Some regions are in an even worse situation:
“regions”: [
{
“id”: 53858501,
“start_key”: “7480000000000000FF6B5F698000000000FF00000301484E3037FF32303533FF324D42FF5232480000FD0380FF0000014A28449400FE”,
“end_key”: “7480000000000000FF6B5F698000000000FF00000301484E3037FF32303533FF324D42FF5232480000FD0380FF0000033E22166900FE”,
“epoch”: {
“conf_ver”: 1387,
“version”: 72
},
“peers”: [
{
“id”: 60328806,
“store_id”: 22010754
},
{
“id”: 62116511,
“store_id”: 61971239
},
{
“id”: 62129903,
“store_id”: 62119544
}
]
}
For this region, 61971239 is a down node, 62119544 is a down node, and 22010754 is a node set to tombstone mode for decommissioning;

  1. How to clear this kind of region?
  2. For nodes that have been set to tombstone mode for decommissioning, how can we clear the regions of the decommissioned KV nodes if they are still visible in the PD layer using pd-ctl?
| username: jansu-dev | Original post link

  1. How to clear this region? → Can you accept data loss? If yes, unsafe recover
1. Temporarily suspend the following scheduling in pd-ctl
scheduler pause balance-leader-scheduler
scheduler pause balance-region-scheduler
scheduler pause balance-hot-region-scheduler
config set replica-schedule-limit 0

2. Use pd-ctl to check Regions with at least half of the replicas on the faulty nodes
Requirement: PD is running
Assume faulty nodes are 15, 22, 43, 45, 46
pd-ctl -u <endpoint> -d region --jq='.regions[] | {id: .id, peer_stores: [.peers[].store_id] | select(length as $total | map(if .==(15,22,43,45,46) then . else empty end) | length>=$total-length) }'

3. On all normal TiKV instances, remove all Peers located on the faulty nodes for all Regions
Requirement: Run on all non-faulty machines, TiKV nodes need to be shut down
## tikv-ctl --db /path/to/tikv-data/db unsafe-recover remove-fail-stores -s <s1,s2,....> --all-regions
Here store id is 30725906
tikv-ctl --db /path/to/tikv-data/db unsafe-recover remove-fail-stores -s 30725906 --all-regions

4. Use pd-ctl to check Regions without a Leader
Requirement: PD is running
pd-ctl -u <endpoint> -d region --jq '.regions[]|select(has("leader")|not)|{id: .id, peer_stores: [.peers[].store_id]}'

5. Start TiKV

6. Check data index consistency
Requirement: PD, TiKV, TiDB are running, for example:
select count(*) from table as c1;
select count(*) from table force index `idx_name` as c2;
select c1 = c2;
  1. Also, for nodes that have been set to tombstone mode and decommissioned, how to clear the regions of the decommissioned kv in the pd layer using pd-ctl? → After completing operation 1, Tombstone: indicates that the TiKV Store is fully decommissioned, and you can use the remove-tombstone interface to safely clean up the TiKV in this state. from TiDB 数据库的调度 | PingCAP 文档中心 Specific operation → PD Control 使用说明 | PingCAP 文档中心
| username: 普罗米修斯 | Original post link

It was completed last Friday, basically following the above operations.
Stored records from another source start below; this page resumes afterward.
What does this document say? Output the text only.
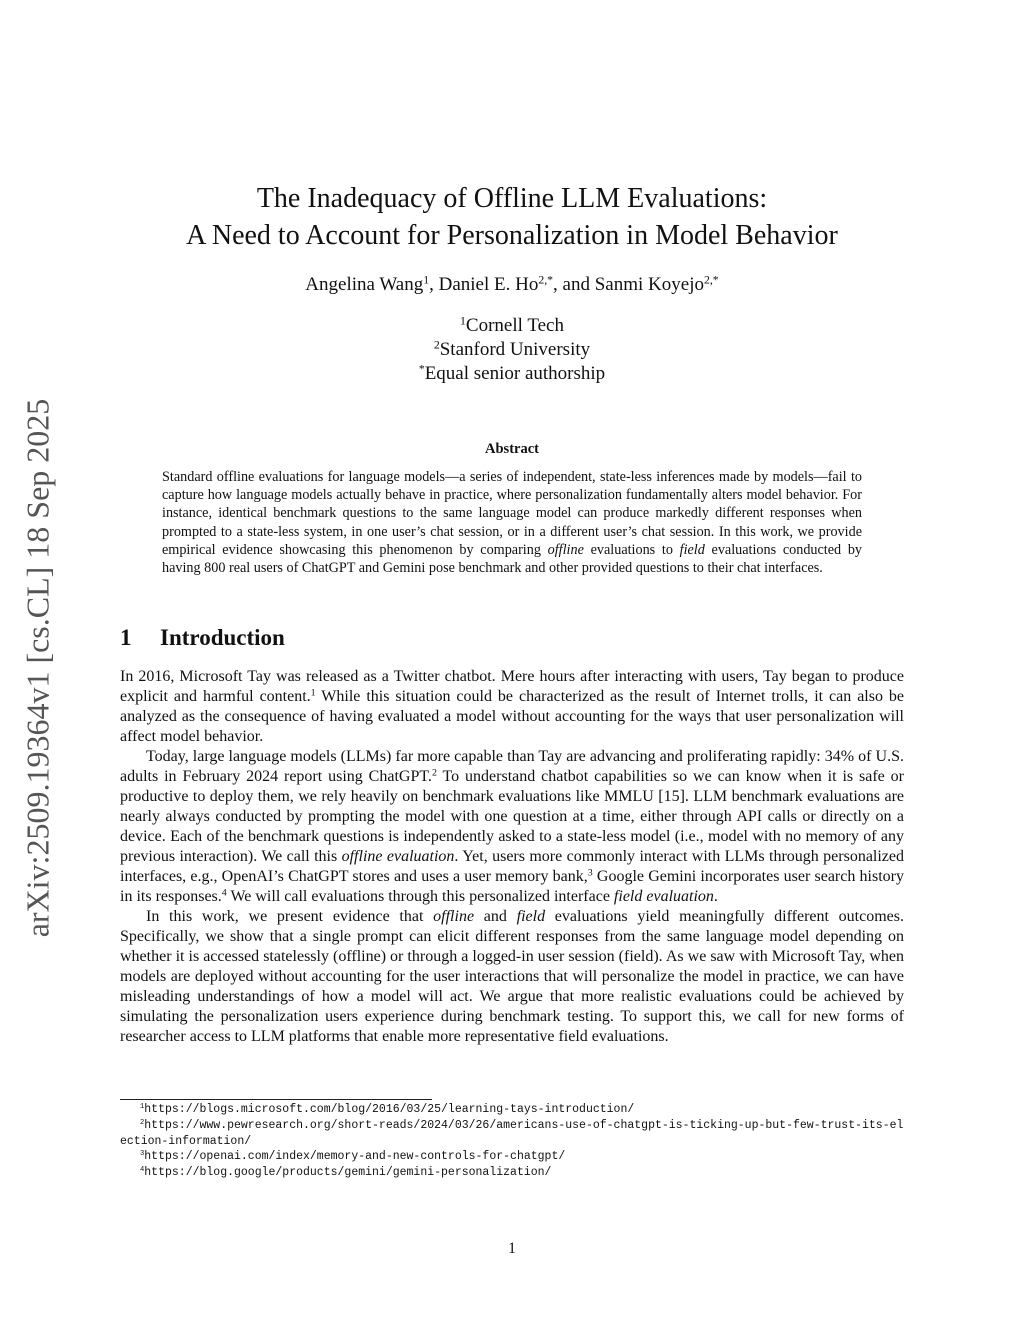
arXiv:2509.19364v1 [cs.CL] 18 Sep 2025
The Inadequacy of Offline LLM Evaluations:
A Need to Account for Personalization in Model Behavior
Angelina Wang$^1$, Daniel E. $Ho^{2,*}$, and Sanmi Koyejo$^{2,*}$
$^1$Cornell Tech
$^2$Stanford University
*Equal senior authorship
Abstract
Standard offline evaluations for language models—a series of independent, state-less inferences made by models—fail to capture how language models actually behave in practice, where personalization fundamentally alters model behavior. For instance, identical benchmark questions to the same language model can produce markedly different responses when prompted to a state-less system, in one user’s chat session, or in a different user’s chat session. In this work, we provide empirical evidence showcasing this phenomenon by comparing offline evaluations to field evaluations conducted by having 800 real users of ChatGPT and Gemini pose benchmark and other provided questions to their chat interfaces.
1 Introduction

In 2016, Microsoft Tay was released as a Twitter chatbot. Mere hours after interacting with users, Tay began to produce explicit and harmful content.$^1$ While this situation could be characterized as the result of Internet trolls, it can also be analyzed as the consequence of having evaluated a model without accounting for the ways that user personalization will affect model behavior.

Today, large language models (LLMs) far more capable than Tay are advancing and proliferating rapidly: 34% of U.S. adults in February 2024 report using ChatGPT.$^2$ To understand chatbot capabilities so we can know when it is safe or productive to deploy them, we rely heavily on benchmark evaluations like MMLU [15]. LLM benchmark evaluations are nearly always conducted by prompting the model with one question at a time, either through API calls or directly on a device. Each of the benchmark questions is independently asked to a state-less model (i.e., model with no memory of any previous interaction). We call this offline evaluation. Yet, users more commonly interact with LLMs through personalized interfaces, e.g., OpenAI’s ChatGPT stores and uses a user memory bank,$^3$ Google Gemini incorporates user search history in its responses.$^4$ We will call evaluations through this personalized interface field evaluation.

In this work, we present evidence that offline and field evaluations yield meaningfully different outcomes. Specifically, we show that a single prompt can elicit different responses from the same language model depending on whether it is accessed statelessly (offline) or through a logged-in user session (field). As we saw with Microsoft Tay, when models are deployed without accounting for the user interactions that will personalize the model in practice, we can have misleading understandings of how a model will act. We argue that more realistic evaluations could be achieved by simulating the personalization users experience during benchmark testing. To support this, we call for new forms of researcher access to LLM platforms that enable more representative field evaluations.

$^1$https://blogs.microsoft.com/blog/2016/03/25/learning-tays-introduction/
$^2$https://www.pewresearch.org/short-reads/2024/03/26/americans-use-of-chatgpt-is-ticking-up-but-few-trust-its-election-information/
$^3$https://openai.com/index/memory-and-new-controls-for-chatgpt/
$^4$https://blog.google/products/gemini/gemini-personalization/
1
The difference was that after executing store remove-tombstone, some regions still had peers of the offline peers. By performing unsafe recover with the specified tombstone mode on all KV nodes and restarting the KV, the cluster returned to normal.

| username: jansu-dev | Original post link

OK!!!

| username: system | Original post link

This topic was automatically closed 60 days after the last reply. New replies are no longer allowed.